The campaign is focused on convincing the world not to eat chickens, pigs, and other animals — just one day per week (Monday just makes for a nice alliterative title). Maybe Johns Hopkins, Columbia, the American Dietetic Association, and dozens of other health organizations arguing that “the less meat you eat, the better off you’ll be” means it’s worth listening to the idea.

Michael Pollan (In Defense of Food) argued in favor of the campaign on Oprah, saying, “We don’t realize it when we sit down to eat, but that is our most profound engagement in the rest of nature.” If we can just push meat a little bit to the side and move vegetables more to the center of our diet, we’ll be a lot healthier. Pollan’s most recent book calls on all of us to eat “…mostly plants,” and his new movie (Food, Inc.) offers a stomach-churning look at factory-farming and slaughterhouses.
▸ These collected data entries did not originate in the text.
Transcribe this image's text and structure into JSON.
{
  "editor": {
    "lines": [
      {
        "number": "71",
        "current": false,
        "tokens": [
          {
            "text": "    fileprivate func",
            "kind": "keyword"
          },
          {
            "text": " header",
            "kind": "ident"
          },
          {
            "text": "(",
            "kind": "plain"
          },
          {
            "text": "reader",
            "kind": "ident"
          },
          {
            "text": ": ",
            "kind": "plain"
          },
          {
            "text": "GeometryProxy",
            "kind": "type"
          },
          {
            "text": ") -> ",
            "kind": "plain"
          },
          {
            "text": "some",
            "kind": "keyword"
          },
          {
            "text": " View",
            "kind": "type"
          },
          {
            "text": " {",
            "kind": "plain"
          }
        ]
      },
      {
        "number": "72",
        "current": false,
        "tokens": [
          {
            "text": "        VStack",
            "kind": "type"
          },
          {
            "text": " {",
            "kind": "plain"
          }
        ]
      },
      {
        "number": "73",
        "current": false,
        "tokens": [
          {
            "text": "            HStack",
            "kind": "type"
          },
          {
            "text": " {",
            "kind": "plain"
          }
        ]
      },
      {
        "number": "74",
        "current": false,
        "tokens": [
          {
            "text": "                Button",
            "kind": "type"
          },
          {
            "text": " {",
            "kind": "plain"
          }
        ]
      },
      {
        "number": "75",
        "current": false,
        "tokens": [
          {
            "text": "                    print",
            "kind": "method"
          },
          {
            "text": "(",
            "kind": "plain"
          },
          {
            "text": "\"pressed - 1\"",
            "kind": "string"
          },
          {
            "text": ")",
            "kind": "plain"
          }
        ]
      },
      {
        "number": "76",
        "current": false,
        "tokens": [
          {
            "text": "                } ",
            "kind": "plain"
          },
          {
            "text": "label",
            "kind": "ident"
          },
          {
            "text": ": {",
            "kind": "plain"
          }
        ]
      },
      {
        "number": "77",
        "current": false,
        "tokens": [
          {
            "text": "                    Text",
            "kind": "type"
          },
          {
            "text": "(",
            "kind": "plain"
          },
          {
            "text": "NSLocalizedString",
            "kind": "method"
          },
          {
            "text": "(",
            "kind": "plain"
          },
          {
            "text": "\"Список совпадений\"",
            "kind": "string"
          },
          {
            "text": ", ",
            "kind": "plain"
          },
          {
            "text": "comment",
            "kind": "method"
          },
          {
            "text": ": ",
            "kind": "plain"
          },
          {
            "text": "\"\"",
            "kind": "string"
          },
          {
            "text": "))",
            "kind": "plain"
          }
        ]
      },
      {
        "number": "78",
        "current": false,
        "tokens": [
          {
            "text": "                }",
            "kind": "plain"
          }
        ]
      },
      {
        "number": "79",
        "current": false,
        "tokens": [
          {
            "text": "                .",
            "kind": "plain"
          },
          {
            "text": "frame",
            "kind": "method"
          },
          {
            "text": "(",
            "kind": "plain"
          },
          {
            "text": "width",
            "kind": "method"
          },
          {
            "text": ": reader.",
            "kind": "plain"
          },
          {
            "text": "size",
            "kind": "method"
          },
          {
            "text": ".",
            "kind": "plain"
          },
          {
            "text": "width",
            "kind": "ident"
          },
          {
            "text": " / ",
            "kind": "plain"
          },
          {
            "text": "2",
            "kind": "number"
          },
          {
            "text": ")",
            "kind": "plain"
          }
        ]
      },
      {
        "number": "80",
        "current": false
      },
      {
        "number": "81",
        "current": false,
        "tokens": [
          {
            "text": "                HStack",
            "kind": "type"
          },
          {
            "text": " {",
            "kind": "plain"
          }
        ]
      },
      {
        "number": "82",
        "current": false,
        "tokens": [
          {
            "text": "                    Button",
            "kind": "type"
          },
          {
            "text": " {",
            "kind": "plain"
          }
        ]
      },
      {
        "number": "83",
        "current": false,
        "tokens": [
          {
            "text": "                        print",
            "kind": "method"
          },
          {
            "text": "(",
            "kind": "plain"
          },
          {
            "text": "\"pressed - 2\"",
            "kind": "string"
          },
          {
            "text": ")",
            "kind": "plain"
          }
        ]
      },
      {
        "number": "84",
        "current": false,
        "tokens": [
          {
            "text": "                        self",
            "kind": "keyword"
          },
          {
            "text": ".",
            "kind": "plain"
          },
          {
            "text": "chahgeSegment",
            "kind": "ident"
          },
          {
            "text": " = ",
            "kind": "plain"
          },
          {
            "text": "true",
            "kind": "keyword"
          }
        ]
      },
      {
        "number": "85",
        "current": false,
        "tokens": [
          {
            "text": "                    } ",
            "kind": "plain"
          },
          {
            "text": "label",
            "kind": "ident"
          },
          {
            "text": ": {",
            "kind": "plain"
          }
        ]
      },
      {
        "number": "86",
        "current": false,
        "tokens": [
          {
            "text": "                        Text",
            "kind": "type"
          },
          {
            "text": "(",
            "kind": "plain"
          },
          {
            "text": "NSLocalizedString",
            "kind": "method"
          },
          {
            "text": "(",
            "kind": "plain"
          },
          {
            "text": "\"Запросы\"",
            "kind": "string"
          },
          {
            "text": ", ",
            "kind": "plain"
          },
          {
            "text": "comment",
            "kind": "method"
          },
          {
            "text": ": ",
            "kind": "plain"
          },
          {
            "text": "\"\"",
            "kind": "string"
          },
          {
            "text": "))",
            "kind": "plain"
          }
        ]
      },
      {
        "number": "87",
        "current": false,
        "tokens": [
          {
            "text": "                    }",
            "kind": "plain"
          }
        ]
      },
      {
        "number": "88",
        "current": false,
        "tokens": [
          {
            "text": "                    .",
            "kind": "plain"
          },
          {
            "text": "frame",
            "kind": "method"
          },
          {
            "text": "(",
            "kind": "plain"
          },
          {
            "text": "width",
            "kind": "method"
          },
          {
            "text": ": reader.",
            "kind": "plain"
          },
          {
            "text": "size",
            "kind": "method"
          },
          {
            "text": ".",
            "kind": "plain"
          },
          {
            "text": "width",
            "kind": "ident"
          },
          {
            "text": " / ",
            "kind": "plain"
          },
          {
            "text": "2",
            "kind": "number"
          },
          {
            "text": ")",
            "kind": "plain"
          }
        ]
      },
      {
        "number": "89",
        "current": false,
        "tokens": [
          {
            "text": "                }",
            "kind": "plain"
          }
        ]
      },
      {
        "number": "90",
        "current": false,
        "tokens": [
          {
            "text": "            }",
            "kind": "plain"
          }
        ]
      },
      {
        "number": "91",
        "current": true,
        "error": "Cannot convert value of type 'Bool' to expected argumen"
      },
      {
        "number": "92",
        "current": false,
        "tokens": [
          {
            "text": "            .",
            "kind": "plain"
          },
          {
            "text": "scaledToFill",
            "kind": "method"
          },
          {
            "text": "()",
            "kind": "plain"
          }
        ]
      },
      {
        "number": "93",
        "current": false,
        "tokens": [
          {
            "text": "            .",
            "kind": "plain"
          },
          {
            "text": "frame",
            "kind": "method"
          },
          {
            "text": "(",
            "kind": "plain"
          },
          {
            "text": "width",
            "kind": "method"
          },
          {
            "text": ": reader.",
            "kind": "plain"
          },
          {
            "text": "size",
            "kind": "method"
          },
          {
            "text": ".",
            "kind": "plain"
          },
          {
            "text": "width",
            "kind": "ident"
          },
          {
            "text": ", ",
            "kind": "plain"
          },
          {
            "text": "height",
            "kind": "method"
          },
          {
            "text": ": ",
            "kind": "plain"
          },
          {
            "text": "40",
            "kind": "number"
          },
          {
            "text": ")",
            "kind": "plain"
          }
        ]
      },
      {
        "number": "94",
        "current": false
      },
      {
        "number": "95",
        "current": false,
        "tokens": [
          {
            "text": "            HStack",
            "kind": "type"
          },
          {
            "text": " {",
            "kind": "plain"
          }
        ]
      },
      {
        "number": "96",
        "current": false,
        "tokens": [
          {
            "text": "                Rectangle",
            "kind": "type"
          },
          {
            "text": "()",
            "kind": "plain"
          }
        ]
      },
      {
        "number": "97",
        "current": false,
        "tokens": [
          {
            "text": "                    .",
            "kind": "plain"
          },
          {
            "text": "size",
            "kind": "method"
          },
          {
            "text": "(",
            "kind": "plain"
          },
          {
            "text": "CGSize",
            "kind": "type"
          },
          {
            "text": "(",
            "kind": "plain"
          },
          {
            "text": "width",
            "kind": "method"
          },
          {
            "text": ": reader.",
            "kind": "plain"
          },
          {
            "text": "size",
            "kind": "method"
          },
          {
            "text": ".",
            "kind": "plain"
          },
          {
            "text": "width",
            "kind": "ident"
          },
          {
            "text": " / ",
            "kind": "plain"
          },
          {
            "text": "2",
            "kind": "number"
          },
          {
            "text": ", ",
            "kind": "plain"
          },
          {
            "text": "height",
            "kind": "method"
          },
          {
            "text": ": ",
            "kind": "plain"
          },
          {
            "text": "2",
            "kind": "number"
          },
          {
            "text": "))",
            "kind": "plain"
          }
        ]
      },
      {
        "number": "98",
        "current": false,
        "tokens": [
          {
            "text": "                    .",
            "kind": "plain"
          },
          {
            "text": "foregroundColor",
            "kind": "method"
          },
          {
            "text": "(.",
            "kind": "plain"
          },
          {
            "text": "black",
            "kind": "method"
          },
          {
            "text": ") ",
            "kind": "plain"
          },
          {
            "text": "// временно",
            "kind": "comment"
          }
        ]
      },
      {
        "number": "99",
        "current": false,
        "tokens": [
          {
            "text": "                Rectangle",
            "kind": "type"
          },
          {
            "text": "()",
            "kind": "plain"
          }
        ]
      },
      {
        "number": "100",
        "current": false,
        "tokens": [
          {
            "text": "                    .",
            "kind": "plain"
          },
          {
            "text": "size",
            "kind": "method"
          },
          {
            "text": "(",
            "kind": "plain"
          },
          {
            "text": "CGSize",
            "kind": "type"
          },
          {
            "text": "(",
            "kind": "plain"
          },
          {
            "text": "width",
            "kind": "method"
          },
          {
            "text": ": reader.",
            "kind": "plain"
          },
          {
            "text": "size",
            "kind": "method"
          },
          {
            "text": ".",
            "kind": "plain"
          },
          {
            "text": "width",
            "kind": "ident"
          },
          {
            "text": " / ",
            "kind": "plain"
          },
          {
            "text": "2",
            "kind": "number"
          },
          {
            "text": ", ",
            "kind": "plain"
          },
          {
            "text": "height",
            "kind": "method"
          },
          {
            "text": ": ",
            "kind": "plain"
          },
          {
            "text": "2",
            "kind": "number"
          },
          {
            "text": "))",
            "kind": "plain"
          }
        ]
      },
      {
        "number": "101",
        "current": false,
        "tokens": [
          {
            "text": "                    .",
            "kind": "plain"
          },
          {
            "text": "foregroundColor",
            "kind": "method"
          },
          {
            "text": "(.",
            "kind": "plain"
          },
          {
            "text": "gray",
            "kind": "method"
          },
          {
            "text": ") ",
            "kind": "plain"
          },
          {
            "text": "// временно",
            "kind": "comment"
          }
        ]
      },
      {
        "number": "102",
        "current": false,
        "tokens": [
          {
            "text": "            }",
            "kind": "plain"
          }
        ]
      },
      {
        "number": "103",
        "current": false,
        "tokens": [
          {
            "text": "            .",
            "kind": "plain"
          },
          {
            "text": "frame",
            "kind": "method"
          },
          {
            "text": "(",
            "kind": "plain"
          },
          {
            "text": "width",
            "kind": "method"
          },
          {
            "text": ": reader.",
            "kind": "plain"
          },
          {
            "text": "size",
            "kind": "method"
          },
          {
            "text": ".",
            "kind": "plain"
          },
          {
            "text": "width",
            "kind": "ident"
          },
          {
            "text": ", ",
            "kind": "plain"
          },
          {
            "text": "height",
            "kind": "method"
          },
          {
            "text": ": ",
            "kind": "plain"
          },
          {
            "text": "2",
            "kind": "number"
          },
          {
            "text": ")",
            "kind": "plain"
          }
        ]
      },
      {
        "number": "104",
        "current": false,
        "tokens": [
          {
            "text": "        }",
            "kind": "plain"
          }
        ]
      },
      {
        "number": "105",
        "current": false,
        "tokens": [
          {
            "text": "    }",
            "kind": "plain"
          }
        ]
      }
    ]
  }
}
Scientists tell us that if all Americans switched from eating chickens and pigs to eating beans and grains for just one day per week, that would stop as much global warming as if everyone in the U.S. shifted to ultra-efficient Toyota hybrids (which is the weekly equivalent of using 12 billion fewer gallons of gasoline).

For people who think that going totally vegetarian is too challenging, the Meatless Monday campaign offers a gentle easing into the idea of eating without eating animals. For recipes and cooking information, check out the Meatless Monday site.